Sherlyn dapat melihat tatapan yang begitu khawatir dari Andrew. Apa Andrew berkata jujur? Karena ia sangat yakin yang Andrew lihat adalah Chris. Melihat ketulusan Andrew membuatnya sedikit tenang.
“Maaf telah membohongimu, aku hanya sedang lelah untuk menemui siapapun.” Ujar Sherlyn dan tersenyum canggung.

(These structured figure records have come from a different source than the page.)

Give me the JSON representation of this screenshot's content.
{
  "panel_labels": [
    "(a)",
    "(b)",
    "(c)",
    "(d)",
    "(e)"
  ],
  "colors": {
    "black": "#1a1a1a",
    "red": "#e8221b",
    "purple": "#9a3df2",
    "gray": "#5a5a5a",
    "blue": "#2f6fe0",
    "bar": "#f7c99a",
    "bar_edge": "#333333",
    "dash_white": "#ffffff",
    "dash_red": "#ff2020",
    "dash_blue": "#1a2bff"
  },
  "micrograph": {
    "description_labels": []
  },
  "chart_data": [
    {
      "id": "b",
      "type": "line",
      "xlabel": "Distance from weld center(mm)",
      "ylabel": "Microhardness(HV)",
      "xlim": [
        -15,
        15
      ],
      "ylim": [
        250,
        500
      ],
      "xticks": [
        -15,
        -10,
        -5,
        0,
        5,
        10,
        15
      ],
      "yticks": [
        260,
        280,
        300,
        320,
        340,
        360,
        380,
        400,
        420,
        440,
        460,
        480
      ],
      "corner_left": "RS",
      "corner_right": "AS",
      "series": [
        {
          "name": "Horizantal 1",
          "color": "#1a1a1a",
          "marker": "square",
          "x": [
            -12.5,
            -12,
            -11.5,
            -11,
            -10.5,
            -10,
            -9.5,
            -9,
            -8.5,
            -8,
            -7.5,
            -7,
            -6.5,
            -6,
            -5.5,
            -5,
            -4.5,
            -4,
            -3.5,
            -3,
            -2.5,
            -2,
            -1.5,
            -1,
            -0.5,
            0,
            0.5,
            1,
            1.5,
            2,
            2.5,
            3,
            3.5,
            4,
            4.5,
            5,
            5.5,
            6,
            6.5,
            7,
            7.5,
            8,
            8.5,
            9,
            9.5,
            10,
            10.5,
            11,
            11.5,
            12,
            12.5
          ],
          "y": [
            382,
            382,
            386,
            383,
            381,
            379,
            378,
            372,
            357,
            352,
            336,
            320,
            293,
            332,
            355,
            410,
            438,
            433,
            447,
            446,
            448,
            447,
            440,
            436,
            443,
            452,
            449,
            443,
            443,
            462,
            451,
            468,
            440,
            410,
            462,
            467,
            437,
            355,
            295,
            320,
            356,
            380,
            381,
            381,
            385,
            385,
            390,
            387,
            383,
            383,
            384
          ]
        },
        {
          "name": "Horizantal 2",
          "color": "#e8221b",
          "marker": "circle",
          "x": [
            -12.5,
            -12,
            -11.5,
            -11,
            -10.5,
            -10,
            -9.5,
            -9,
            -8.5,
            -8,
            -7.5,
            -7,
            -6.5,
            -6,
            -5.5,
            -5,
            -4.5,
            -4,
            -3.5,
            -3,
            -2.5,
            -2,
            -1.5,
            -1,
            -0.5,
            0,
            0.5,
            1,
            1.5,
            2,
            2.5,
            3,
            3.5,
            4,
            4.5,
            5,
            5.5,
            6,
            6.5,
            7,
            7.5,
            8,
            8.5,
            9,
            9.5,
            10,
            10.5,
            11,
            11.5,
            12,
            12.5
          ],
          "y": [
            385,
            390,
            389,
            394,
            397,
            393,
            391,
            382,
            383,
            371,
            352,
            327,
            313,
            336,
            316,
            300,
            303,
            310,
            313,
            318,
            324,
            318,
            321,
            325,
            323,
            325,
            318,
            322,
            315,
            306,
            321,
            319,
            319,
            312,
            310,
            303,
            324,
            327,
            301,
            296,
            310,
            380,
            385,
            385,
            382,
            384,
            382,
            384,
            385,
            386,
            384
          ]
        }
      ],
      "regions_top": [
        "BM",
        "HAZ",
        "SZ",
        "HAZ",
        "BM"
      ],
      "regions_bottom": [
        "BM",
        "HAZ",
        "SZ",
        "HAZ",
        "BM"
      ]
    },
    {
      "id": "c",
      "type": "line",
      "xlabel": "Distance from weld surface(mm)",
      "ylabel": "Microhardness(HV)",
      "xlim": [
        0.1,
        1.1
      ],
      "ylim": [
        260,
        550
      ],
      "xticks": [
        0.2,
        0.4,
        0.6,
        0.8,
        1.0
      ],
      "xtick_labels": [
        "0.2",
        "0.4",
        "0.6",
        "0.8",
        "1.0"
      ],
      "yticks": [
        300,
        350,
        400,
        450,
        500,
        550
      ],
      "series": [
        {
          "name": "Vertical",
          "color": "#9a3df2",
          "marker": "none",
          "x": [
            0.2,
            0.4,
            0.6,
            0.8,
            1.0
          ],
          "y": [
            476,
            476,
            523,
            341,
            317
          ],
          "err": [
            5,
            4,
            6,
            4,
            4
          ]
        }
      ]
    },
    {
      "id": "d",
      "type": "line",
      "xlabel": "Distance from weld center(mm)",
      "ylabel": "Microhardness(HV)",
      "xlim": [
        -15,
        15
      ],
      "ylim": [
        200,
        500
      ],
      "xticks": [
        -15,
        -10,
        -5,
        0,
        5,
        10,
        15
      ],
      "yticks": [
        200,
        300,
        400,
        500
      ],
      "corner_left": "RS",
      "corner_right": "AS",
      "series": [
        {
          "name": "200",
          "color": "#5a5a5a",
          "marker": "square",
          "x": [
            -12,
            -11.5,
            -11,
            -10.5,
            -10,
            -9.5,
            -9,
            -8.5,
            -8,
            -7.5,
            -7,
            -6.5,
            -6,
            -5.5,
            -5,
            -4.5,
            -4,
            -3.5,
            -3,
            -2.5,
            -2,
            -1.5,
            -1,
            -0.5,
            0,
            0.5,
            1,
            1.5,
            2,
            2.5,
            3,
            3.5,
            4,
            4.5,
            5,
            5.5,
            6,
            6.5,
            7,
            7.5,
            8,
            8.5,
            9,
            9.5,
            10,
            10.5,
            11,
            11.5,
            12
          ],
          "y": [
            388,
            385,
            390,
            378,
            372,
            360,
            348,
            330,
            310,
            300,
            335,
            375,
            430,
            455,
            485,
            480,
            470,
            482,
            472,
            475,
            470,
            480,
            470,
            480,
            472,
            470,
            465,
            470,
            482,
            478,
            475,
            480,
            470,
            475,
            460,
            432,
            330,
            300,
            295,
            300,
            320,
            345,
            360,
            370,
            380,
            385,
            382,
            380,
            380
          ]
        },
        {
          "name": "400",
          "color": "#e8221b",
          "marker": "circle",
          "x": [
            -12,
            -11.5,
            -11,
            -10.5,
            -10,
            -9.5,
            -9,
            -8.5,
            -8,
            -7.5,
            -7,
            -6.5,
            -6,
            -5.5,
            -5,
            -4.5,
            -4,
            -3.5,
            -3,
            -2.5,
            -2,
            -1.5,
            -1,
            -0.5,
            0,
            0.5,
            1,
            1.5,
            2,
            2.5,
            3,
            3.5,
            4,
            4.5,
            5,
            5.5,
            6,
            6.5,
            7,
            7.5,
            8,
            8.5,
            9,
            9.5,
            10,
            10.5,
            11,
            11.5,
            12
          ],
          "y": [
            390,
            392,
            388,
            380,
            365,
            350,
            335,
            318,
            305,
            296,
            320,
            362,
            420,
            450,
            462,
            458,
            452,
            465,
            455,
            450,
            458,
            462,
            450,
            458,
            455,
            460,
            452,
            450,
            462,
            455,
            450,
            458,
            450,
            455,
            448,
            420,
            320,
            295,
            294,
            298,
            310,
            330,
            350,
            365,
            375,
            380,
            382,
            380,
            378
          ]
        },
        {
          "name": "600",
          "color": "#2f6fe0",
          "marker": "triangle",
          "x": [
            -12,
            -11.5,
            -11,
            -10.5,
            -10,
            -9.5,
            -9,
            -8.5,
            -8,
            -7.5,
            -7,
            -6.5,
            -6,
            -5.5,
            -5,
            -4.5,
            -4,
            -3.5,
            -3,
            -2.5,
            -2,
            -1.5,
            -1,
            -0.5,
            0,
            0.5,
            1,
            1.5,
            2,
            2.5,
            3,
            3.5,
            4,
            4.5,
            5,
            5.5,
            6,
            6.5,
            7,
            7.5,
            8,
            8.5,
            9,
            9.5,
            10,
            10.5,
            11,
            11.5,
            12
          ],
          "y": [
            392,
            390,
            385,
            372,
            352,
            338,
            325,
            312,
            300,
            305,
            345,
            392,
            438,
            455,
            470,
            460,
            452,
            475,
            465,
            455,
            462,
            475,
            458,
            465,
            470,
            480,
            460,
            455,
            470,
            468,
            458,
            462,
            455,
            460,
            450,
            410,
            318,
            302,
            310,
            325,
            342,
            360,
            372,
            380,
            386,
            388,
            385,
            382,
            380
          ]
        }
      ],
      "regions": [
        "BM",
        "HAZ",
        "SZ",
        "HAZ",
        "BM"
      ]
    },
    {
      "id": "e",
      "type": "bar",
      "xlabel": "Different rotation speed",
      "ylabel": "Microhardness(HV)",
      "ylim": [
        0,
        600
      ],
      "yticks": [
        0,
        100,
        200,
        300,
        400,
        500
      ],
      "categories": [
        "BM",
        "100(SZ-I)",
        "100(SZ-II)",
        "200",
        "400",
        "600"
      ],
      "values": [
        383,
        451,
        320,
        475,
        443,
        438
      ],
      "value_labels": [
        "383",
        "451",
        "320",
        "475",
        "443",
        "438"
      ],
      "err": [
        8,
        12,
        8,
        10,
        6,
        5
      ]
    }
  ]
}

“Tidak apa, aku mengerti.”
Andrew menatapnya dengan senyuman lembut. Tapi senyuman itu hanya bertahan beberapa detik setelah matanya kini beralih ke sesuatu yang berada dibelakang Sherlyn.
“Untuk apa pria itu disini?”
Sherlyn menatap kearah belakangnya, disana terlihat Chris yang juga menatap tajam tepat kearah Andrew. Sherlyn mendumel kesal, mengapa Chris malah menampakkan diri? Namun Sherlyn kini berdehem dan dengan cepat menarik Chris dan juga mendorongnya keluar pintu tepat disebelah Andrew.
“Aku lelah, aku harus tidur. Kalian bisa pulang, sampai besok di kampus.”
Tanpa mengucapan sepatah katapun lagi Sherlyn kini menutup pintunya dan menguncinya. Sherlyn menyenderkan pungunggnya pada pintu di belakangnya. Hari ini benar-benar begitu berat baginya.
__ADS_1
To be continue...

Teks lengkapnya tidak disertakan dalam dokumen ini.